Swiss Condemn Video Games For Fictional War Crimes
Switzerland must not have a lot going on these days. According to the BBC, two Swiss human rights organizations, Trial and Pro Juventute, commissioned a study looking into whether or not video games permit players to commit war crimes. The searing analysis targeted games like Call of Duty, Battlefield, and Rainbow Six Vegas and concluded that, indeed, these works of fiction allow players to play fast and loose with the Geneva Conventions.
"The practically complete absence of rules or sanctions is... astonishing," said the study.

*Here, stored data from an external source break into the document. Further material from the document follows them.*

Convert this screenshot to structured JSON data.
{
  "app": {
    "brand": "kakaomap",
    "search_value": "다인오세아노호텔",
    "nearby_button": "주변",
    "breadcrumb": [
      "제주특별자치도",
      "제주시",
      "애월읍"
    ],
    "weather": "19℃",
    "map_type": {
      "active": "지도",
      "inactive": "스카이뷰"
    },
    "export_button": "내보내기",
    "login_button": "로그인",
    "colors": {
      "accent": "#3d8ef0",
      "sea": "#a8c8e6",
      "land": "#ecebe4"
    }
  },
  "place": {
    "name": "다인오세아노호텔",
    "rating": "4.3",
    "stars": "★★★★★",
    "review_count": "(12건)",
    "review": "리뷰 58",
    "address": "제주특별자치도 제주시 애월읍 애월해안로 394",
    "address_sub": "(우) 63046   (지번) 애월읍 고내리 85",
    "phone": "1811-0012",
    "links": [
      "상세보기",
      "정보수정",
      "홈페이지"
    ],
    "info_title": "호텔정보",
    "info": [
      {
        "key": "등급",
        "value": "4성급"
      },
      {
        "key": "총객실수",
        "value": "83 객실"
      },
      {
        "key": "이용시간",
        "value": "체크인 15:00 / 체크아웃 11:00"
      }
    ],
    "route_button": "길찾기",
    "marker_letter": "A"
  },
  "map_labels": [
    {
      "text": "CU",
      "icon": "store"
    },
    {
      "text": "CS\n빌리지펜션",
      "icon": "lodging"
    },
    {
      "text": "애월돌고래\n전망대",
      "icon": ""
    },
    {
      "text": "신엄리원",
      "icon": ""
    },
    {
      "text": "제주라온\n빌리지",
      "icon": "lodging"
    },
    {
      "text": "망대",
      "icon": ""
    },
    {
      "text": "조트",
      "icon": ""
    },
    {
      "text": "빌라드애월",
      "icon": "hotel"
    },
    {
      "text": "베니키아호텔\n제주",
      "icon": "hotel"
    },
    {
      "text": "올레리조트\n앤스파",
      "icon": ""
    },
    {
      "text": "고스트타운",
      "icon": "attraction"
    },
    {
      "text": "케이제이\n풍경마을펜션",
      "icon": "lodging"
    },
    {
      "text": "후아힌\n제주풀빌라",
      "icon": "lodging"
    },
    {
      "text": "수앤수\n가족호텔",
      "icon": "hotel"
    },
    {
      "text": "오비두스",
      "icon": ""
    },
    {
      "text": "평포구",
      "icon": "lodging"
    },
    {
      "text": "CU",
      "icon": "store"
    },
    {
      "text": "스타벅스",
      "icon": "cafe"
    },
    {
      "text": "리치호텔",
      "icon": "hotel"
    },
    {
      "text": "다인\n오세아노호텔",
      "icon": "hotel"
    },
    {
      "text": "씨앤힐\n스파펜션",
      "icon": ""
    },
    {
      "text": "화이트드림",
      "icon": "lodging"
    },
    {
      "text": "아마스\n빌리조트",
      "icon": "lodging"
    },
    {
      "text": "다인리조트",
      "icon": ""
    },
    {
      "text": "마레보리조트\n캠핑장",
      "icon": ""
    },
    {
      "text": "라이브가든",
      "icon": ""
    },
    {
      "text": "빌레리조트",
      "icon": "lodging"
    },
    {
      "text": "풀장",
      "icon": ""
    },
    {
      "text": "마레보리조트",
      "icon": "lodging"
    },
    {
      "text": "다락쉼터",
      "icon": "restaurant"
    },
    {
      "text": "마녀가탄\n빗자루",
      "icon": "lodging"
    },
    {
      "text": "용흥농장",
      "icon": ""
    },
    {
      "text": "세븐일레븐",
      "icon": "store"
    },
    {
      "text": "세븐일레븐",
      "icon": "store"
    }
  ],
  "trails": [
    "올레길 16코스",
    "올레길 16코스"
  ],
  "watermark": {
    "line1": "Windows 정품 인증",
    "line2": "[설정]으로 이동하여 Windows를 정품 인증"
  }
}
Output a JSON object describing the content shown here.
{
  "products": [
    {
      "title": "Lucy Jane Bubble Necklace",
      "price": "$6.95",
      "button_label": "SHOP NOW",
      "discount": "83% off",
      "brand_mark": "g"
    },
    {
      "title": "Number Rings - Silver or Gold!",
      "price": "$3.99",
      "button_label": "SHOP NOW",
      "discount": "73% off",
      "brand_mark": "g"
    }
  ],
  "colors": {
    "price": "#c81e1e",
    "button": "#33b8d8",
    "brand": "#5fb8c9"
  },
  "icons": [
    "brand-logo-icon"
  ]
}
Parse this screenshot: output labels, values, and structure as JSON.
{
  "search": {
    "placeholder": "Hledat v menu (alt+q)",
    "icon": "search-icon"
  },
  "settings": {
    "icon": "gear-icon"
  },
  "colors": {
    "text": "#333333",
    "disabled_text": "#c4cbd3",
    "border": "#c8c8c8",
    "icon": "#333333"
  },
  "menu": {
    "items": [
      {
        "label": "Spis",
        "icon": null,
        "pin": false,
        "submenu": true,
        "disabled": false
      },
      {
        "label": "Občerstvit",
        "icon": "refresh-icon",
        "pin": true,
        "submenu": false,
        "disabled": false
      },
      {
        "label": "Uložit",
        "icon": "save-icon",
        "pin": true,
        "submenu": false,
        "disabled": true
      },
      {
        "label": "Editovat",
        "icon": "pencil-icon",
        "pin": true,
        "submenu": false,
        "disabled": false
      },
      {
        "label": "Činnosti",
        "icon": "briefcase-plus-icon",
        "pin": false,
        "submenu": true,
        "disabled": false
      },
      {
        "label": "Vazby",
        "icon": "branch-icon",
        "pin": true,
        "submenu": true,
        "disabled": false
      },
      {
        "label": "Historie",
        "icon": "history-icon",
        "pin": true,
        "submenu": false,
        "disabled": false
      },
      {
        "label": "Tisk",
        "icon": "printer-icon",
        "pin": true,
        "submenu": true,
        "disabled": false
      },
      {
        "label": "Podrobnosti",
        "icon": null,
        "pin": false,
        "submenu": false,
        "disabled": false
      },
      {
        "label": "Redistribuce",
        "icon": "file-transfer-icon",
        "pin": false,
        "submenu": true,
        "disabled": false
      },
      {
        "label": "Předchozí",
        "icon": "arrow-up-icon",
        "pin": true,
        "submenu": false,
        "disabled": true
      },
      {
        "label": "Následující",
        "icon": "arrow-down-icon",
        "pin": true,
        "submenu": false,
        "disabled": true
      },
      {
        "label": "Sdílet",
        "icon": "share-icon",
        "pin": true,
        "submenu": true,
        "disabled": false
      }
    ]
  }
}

Among the list of atrocities, the study found players could desecrate houses of worship, kill innocent civilians, torture prisoners of war, and in some cases commit summary executions. The study focused on interactive entertainment over other forms of media because the researchers went into the study believing "the line between the virtual and real experience becomes blurred and the game becomes a simulation of real-life situations on the battlefield." Ah, the classic Jack Thompson doctrine! How we've missed you!
Though the human rights groups published the report to scold game developers, they're not necessarily looking for studios to curb their portrayal of violent acts. Instead, they simply want these creative bodies to abide by real world rules: "[We] call upon game producers to consequently and creatively incorporate rules of international humanitarian law and human rights into their games."
What do you think, should the UN try Activision, EA, and Ubisoft for war crimes?